The Cleanup Crew is an animated a sci-fi workplace comedy about Boone Bryson and his coworkers, the Cleanup Crew, on an isolated island that was once slated to be a theme park to display genetic experiments but quickly failed, leaving the Cleanup Crew to deal with how to best buckle down and destroy the leftover creatures and abnormalities.
Picture by Matt Czap
Making the way in thousands of worlds today takes everything you’ve got…
Ensley Pike has grifted her way across the galaxy, convincing the greedy and gullible to buy into her plans, so she can get just enough flatinum (which is like platinum, but, you know, flat) to buy her way to the next planet. Shifting from planet to planet, she’s picked up a couple fellow grifters along the way to help her out: Squirreller, a feral man whose entire planet was ravaged by Scraxxors when he was a child, and Zayl, the waifish, otherworldly former pop star.
Did she have a kid? Sure, she had a kid, where the hell did you hear about that? Okay, well, you’re right, she had a kid. But parenting didn’t seem to suit her, she wasn’t ready for it, and besides her son, Colter, was better off staying with Ensley’s mom. It’s a more stable life for him, and she gets to keep her life. Win-win.
Anyway, back to the grifting. Ensley, Squirreller, and Zayl now travel from planet to– what? You heard Colter isn’t staying with his grandma anymore? Look, I don’t know where you’re getting this information, but– fine, sure, if you heard Colter, a teenager who basically had to raise himself, is now out in the galaxy, a grifter just like his mom, that’s fine, that’s what you heard! That doesn’t make it true!

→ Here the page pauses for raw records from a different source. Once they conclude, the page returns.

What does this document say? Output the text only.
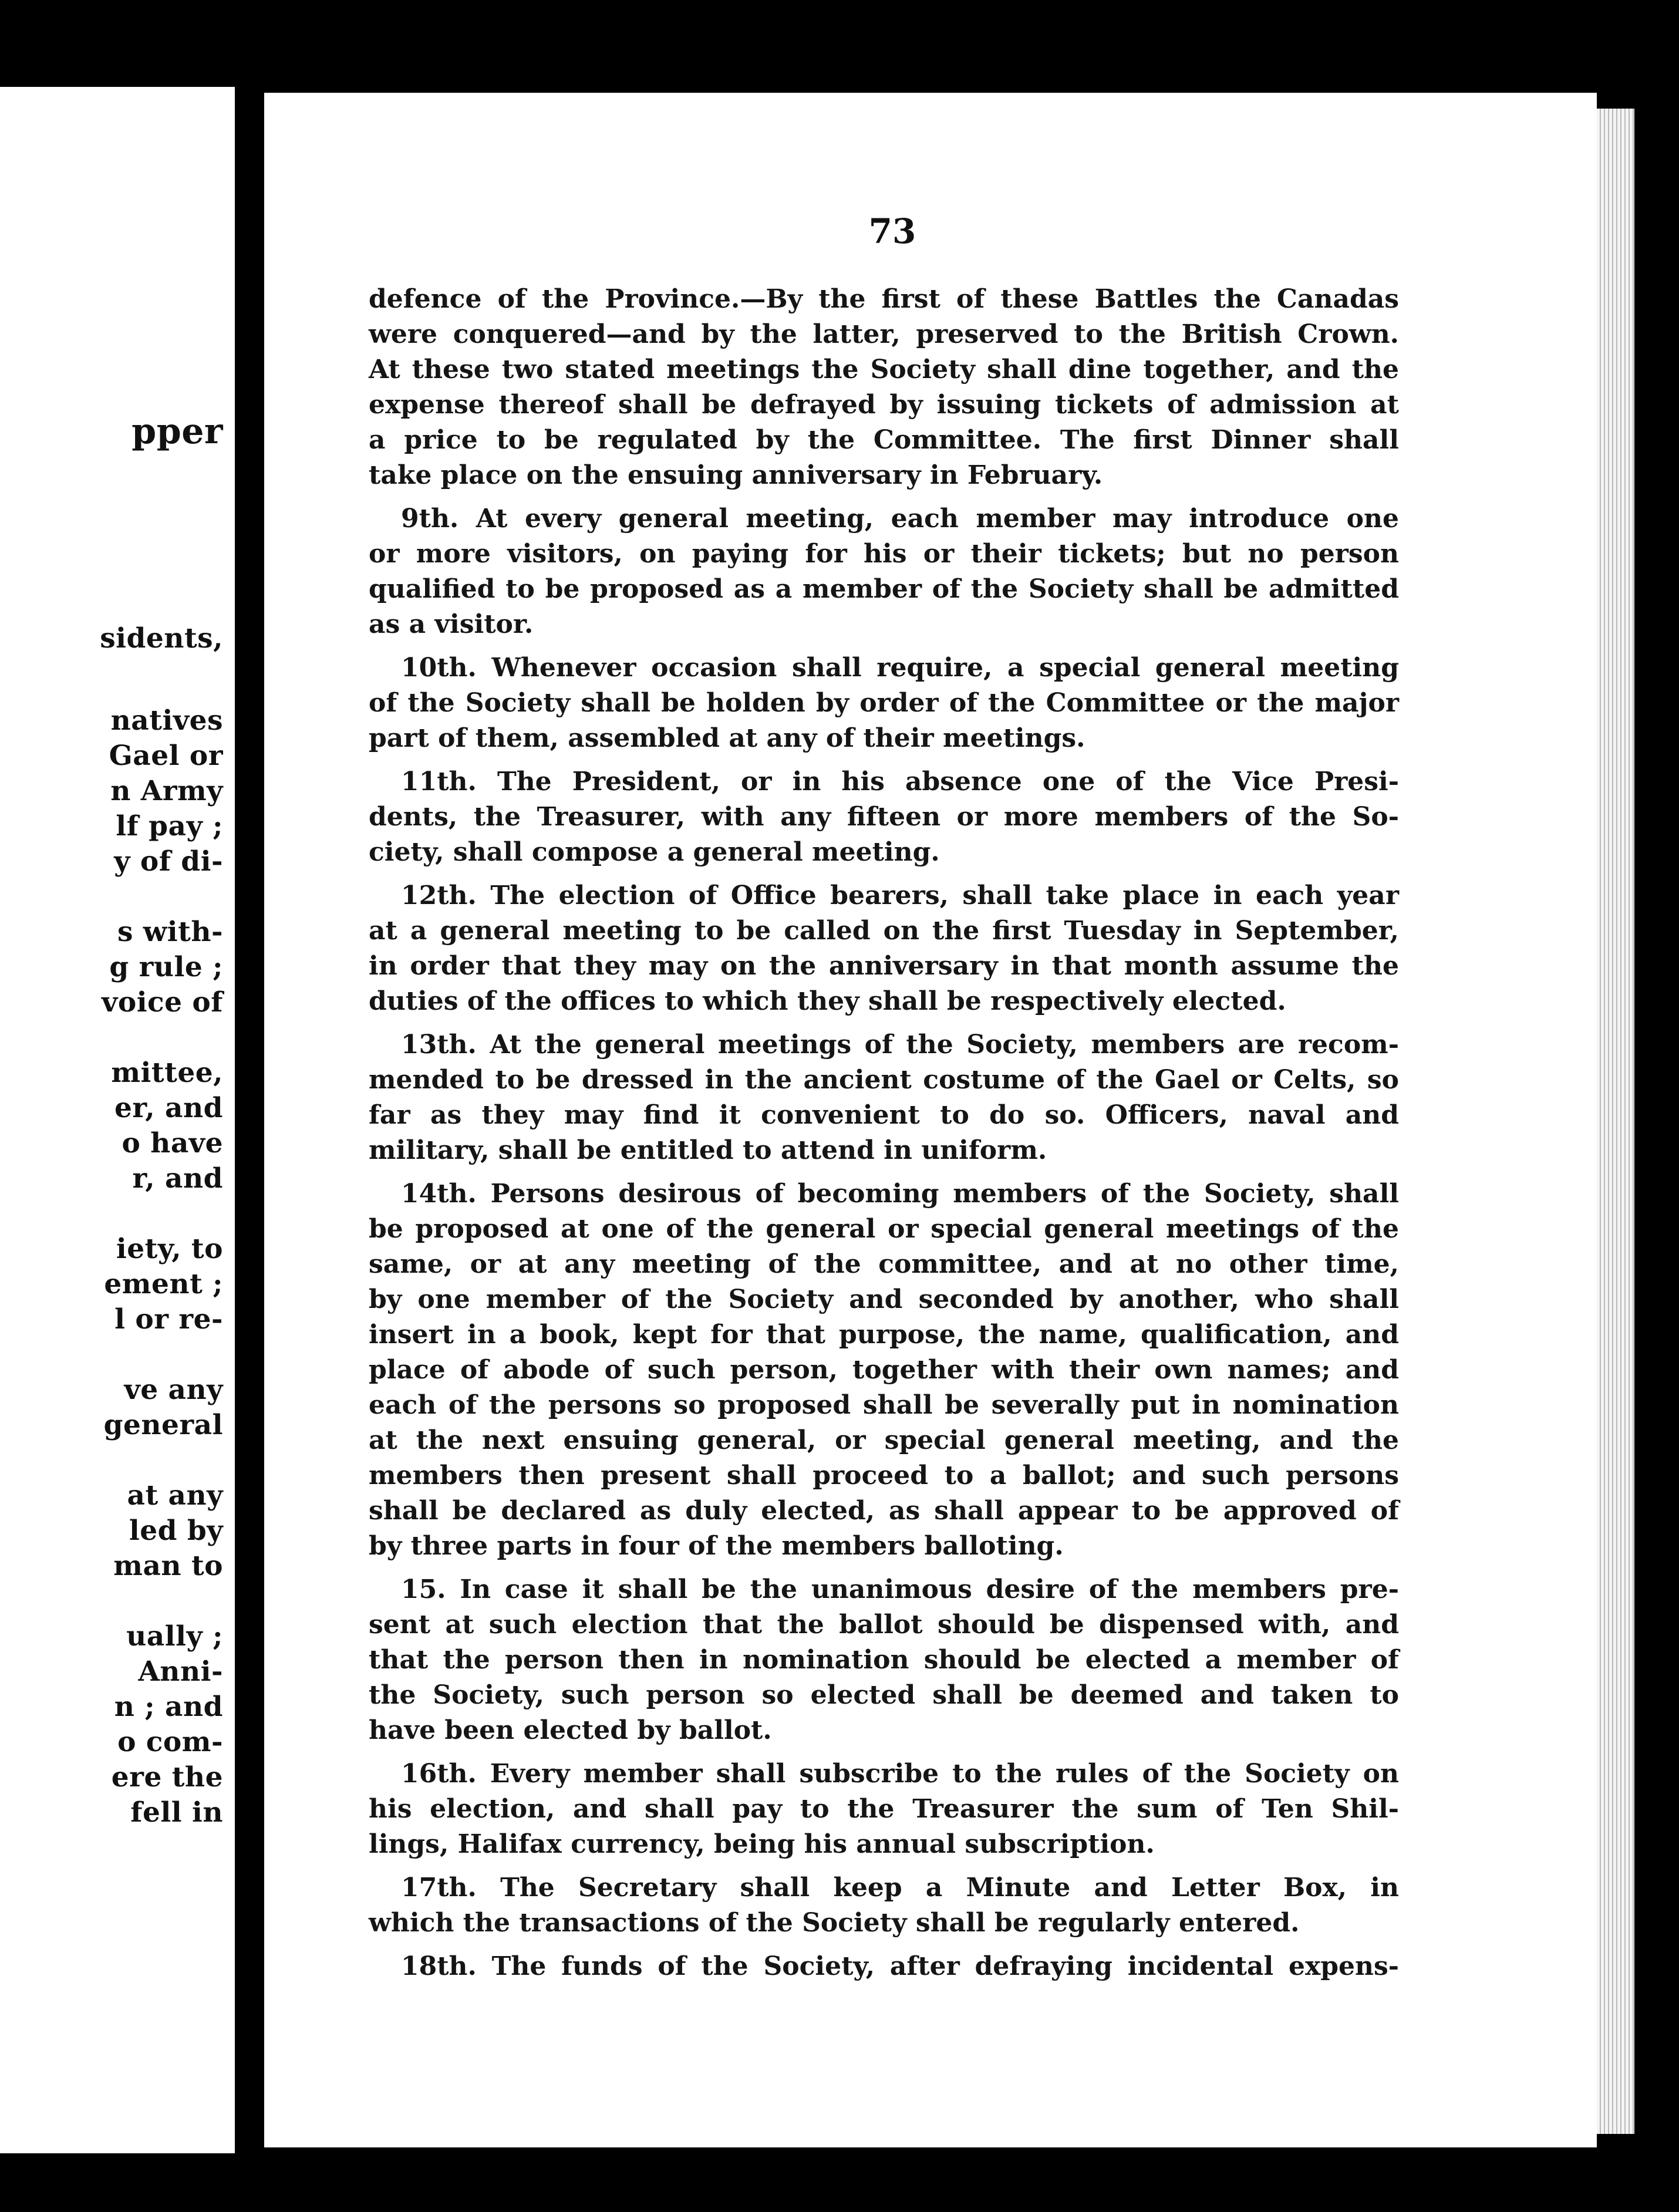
pper
sidents,
natives
Gael or
n Army
lf pay ;
y of di-
s with-
g rule ;
voice of
mittee,
er, and
o have
r, and
iety, to
ement ;
l or re-
ve any
general
at any
led by
man to
ually ;
Anni-
n ; and
o com-
ere the
fell in
73
defence of the Province.—By the first of these Battles the Canadas
were conquered—and by the latter, preserved to the British Crown.
At these two stated meetings the Society shall dine together, and the
expense thereof shall be defrayed by issuing tickets of admission at
a price to be regulated by the Committee. The first Dinner shall
take place on the ensuing anniversary in February.
9th. At every general meeting, each member may introduce one
or more visitors, on paying for his or their tickets; but no person
qualified to be proposed as a member of the Society shall be admitted
as a visitor.
10th. Whenever occasion shall require, a special general meeting
of the Society shall be holden by order of the Committee or the major
part of them, assembled at any of their meetings.
11th. The President, or in his absence one of the Vice Presi-
dents, the Treasurer, with any fifteen or more members of the So-
ciety, shall compose a general meeting.
12th. The election of Office bearers, shall take place in each year
at a general meeting to be called on the first Tuesday in September,
in order that they may on the anniversary in that month assume the
duties of the offices to which they shall be respectively elected.
13th. At the general meetings of the Society, members are recom-
mended to be dressed in the ancient costume of the Gael or Celts, so
far as they may find it convenient to do so. Officers, naval and
military, shall be entitled to attend in uniform.
14th. Persons desirous of becoming members of the Society, shall
be proposed at one of the general or special general meetings of the
same, or at any meeting of the committee, and at no other time,
by one member of the Society and seconded by another, who shall
insert in a book, kept for that purpose, the name, qualification, and
place of abode of such person, together with their own names; and
each of the persons so proposed shall be severally put in nomination
at the next ensuing general, or special general meeting, and the
members then present shall proceed to a ballot; and such persons
shall be declared as duly elected, as shall appear to be approved of
by three parts in four of the members balloting.
15. In case it shall be the unanimous desire of the members pre-
sent at such election that the ballot should be dispensed with, and
that the person then in nomination should be elected a member of
the Society, such person so elected shall be deemed and taken to
have been elected by ballot.
16th. Every member shall subscribe to the rules of the Society on
his election, and shall pay to the Treasurer the sum of Ten Shil-
lings, Halifax currency, being his annual subscription.
17th. The Secretary shall keep a Minute and Letter Box, in
which the transactions of the Society shall be regularly entered.
18th. The funds of the Society, after defraying incidental expens-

Shift Grifters is an animated sci-fi comedy about Ensley Pike and her group of grifters, including her estranged son, who travel from planet to planet, from technological dystopias to derelict societies, scamming what they can and trying to never look back.
Disaster Every Damn Day
Stopping Armageddon, one day at a time.
Every single day, another damn disaster. That’s the world we live in. Yesterday it was quick-moving glaciers, the day before that it was passive-aggressive robots, and the day before before that it was aggressive-aggressive robots. And every day, we just barely survive.
Who is stopping these disasters? Who is, day in and day out, putting everything on the line to stop the earthquakes, volcanoes, asteroids, viruses, slime asteroids, and glaciers that keep threatening the world?
The DOMESDAY Institute.
You know who they are: a ragtag team of broken people who somehow come together in every disaster movie to save the world. But now, they’re working overtime, preventing a new armageddon every single gosh damned day.
Think Brooklyn 99 set during Armageddon.
Disaster Every Damn Day is an animated workplace procedural comedy about John Cragg and the other employees of the DOMESDAY Institute preventing the end of the world, which nearly happens, in a different way, every day.